When the Spanish first arrived, various Indian groups roamed through this region. Alvar Nunez Cabeza de Vaca, the first European in the Southwest, traveled the Southwest beginning in 1528, when he landed near present day Galveston, until he returned to Spain in 1935. He no doubt gathered pecans and tuna (fruit of the prickly pear) nearby. The 1709 Spanish exploration of Espinoza, Olivares and Aguire found a peaceful tribe of Tonkawas in the San Marcos area. The explorers found a rich area, ripe with nuts like pecans and with so many deer that one explorer called them like "flocks of goats." It is interesting to note that these first explorers also found alligators and bears but were disappointed not to find buffalo. At first the Indians were peaceful and helpful, but over time they became more hostile because of encroachment on their territory. The various tribes began dispersing as they fought with one another for European trading rights, not to mention the conflicts they had with white settlers.

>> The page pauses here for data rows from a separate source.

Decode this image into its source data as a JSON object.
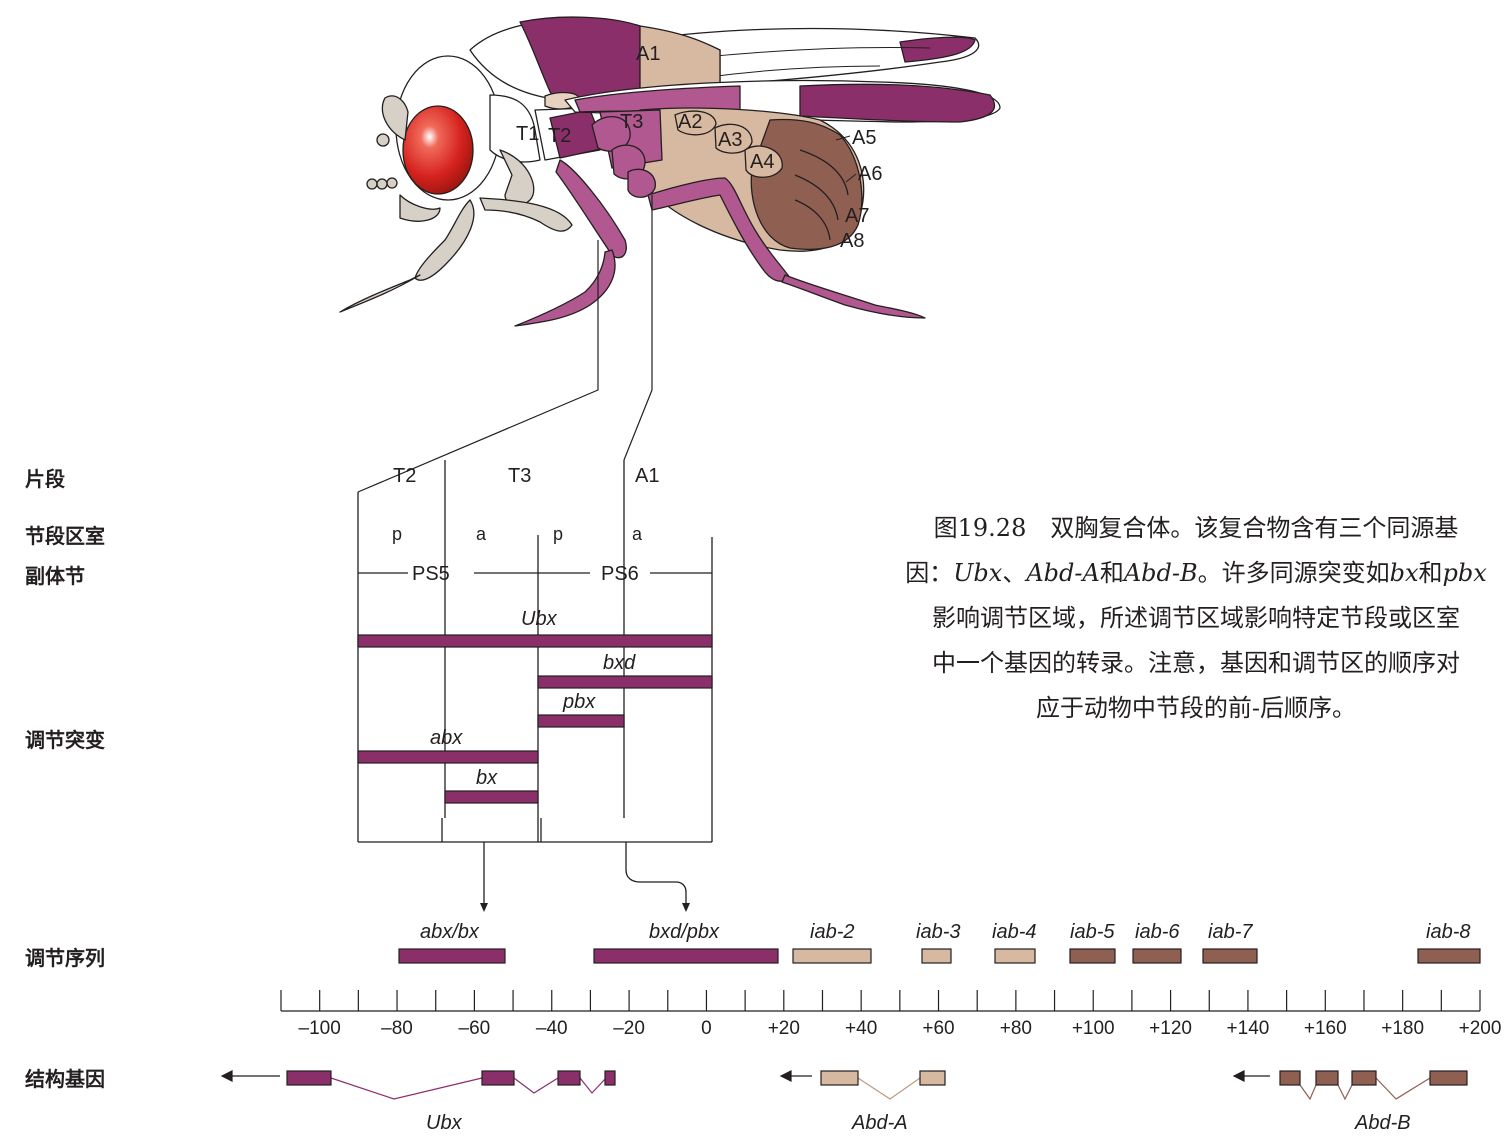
{
  "colors": {
    "purple": "#8b2f6b",
    "purple_light": "#b0588f",
    "tan": "#d7b8a0",
    "brown": "#8f5f52",
    "tan_light": "#e7d2c0",
    "leg_gray": "#d7d0c6",
    "eye_red": "#d6221e",
    "line": "#231f20"
  },
  "fly": {
    "segment_labels": [
      "A1",
      "A2",
      "A3",
      "A4",
      "A5",
      "A6",
      "A7",
      "A8",
      "T1",
      "T2",
      "T3"
    ]
  },
  "row_labels": {
    "segment": "片段",
    "compartment": "节段区室",
    "parasegment": "副体节",
    "regulatory_mutations": "调节突变",
    "regulatory_sequences": "调节序列",
    "structural_genes": "结构基因"
  },
  "segments": [
    "T2",
    "T3",
    "A1"
  ],
  "compartments": [
    "p",
    "a",
    "p",
    "a"
  ],
  "parasegments": [
    "PS5",
    "PS6"
  ],
  "mutations": [
    "Ubx",
    "bxd",
    "pbx",
    "abx",
    "bx"
  ],
  "reg_sequences": [
    "abx/bx",
    "bxd/pbx",
    "iab-2",
    "iab-3",
    "iab-4",
    "iab-5",
    "iab-6",
    "iab-7",
    "iab-8"
  ],
  "axis": {
    "ticks": [
      "–100",
      "–80",
      "–60",
      "–40",
      "–20",
      "0",
      "+20",
      "+40",
      "+60",
      "+80",
      "+100",
      "+120",
      "+140",
      "+160",
      "+180",
      "+200"
    ]
  },
  "genes": [
    "Ubx",
    "Abd-A",
    "Abd-B"
  ],
  "caption": {
    "line1_a": "图19.28　双胸复合体。该复合物含有三个同源基",
    "line2_a": "因：",
    "line2_b": "Ubx",
    "line2_c": "、",
    "line2_d": "Abd-A",
    "line2_e": "和",
    "line2_f": "Abd-B",
    "line2_g": "。许多同源突变如",
    "line2_h": "bx",
    "line2_i": "和",
    "line2_j": "pbx",
    "line3": "影响调节区域，所述调节区域影响特定节段或区室",
    "line4": "中一个基因的转录。注意，基因和调节区的顺序对",
    "line5": "应于动物中节段的前-后顺序。"
  }
}
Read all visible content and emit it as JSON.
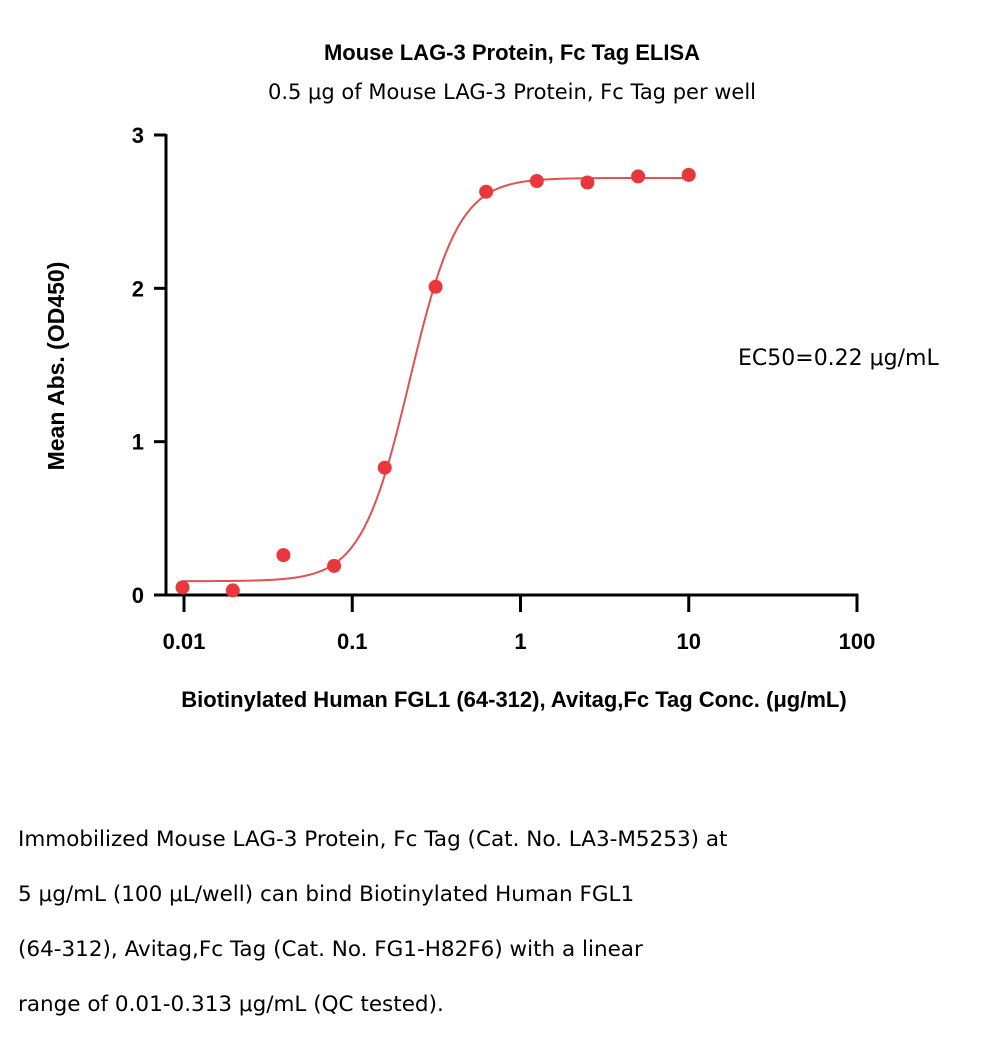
{
  "chart_data": {
    "type": "scatter",
    "title": "Mouse LAG-3 Protein, Fc Tag ELISA",
    "subtitle": "0.5 μg of Mouse LAG-3 Protein, Fc Tag per well",
    "xlabel": "Biotinylated Human FGL1 (64-312), Avitag,Fc Tag Conc. (μg/mL)",
    "ylabel": "Mean Abs. (OD450)",
    "x_scale": "log",
    "xlim": [
      0.01,
      100
    ],
    "ylim": [
      0,
      3
    ],
    "x_ticks": [
      0.01,
      0.1,
      1,
      10,
      100
    ],
    "x_tick_labels": [
      "0.01",
      "0.1",
      "1",
      "10",
      "100"
    ],
    "y_ticks": [
      0,
      1,
      2,
      3
    ],
    "y_tick_labels": [
      "0",
      "1",
      "2",
      "3"
    ],
    "grid": false,
    "series": [
      {
        "points": [
          {
            "x": 0.0098,
            "y": 0.05
          },
          {
            "x": 0.0195,
            "y": 0.03
          },
          {
            "x": 0.039,
            "y": 0.26
          },
          {
            "x": 0.078,
            "y": 0.19
          },
          {
            "x": 0.156,
            "y": 0.83
          },
          {
            "x": 0.313,
            "y": 2.01
          },
          {
            "x": 0.625,
            "y": 2.63
          },
          {
            "x": 1.25,
            "y": 2.7
          },
          {
            "x": 2.5,
            "y": 2.69
          },
          {
            "x": 5,
            "y": 2.73
          },
          {
            "x": 10,
            "y": 2.74
          }
        ]
      }
    ],
    "fit_curve": {
      "model": "4PL",
      "bottom": 0.09,
      "top": 2.72,
      "ec50": 0.22,
      "hill": 3.0,
      "x_range": [
        0.0098,
        10
      ]
    },
    "annotation": "EC50=0.22 μg/mL",
    "colors": {
      "series": "#e8383d",
      "curve": "#e05252",
      "axis": "#000000"
    }
  },
  "caption": {
    "lines": [
      "Immobilized Mouse LAG-3 Protein, Fc Tag (Cat. No. LA3-M5253) at",
      "5 μg/mL (100 μL/well) can bind Biotinylated Human FGL1",
      "(64-312), Avitag,Fc Tag (Cat. No. FG1-H82F6) with a linear",
      "range of 0.01-0.313 μg/mL (QC tested)."
    ]
  }
}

In the 18th Century, Spanish missionaries, soldiers and settlers began pushing north from Mexico through San Antonio and into the San Marcos area, then eastward to Louisiana. Spanish missionaries set up several missions at the headwaters of the San Marcos between 1755 and 1756, the remains of which have not been found. Spanish settlers first made San Marcos their home in 1807, led by Felipe de la Portilla, but their attempt was short-lived due mostly to Indian attacks and floods, and they were forced to abandon "San Marcos de Neve" in 1812. In 1831 Juan Martin Veramendi, a powerful and interesting figure-a one-time governor of Spanish Texas-was granted more than 45,000 acres of land in the area.
San Marcos was a stop on the Old San Antonio Road (El Camino Real), a fact which made the town grow in importance. The first Anglo settler in the Hays County area was Thomas G. McGehee, who was granted land by the Spanish.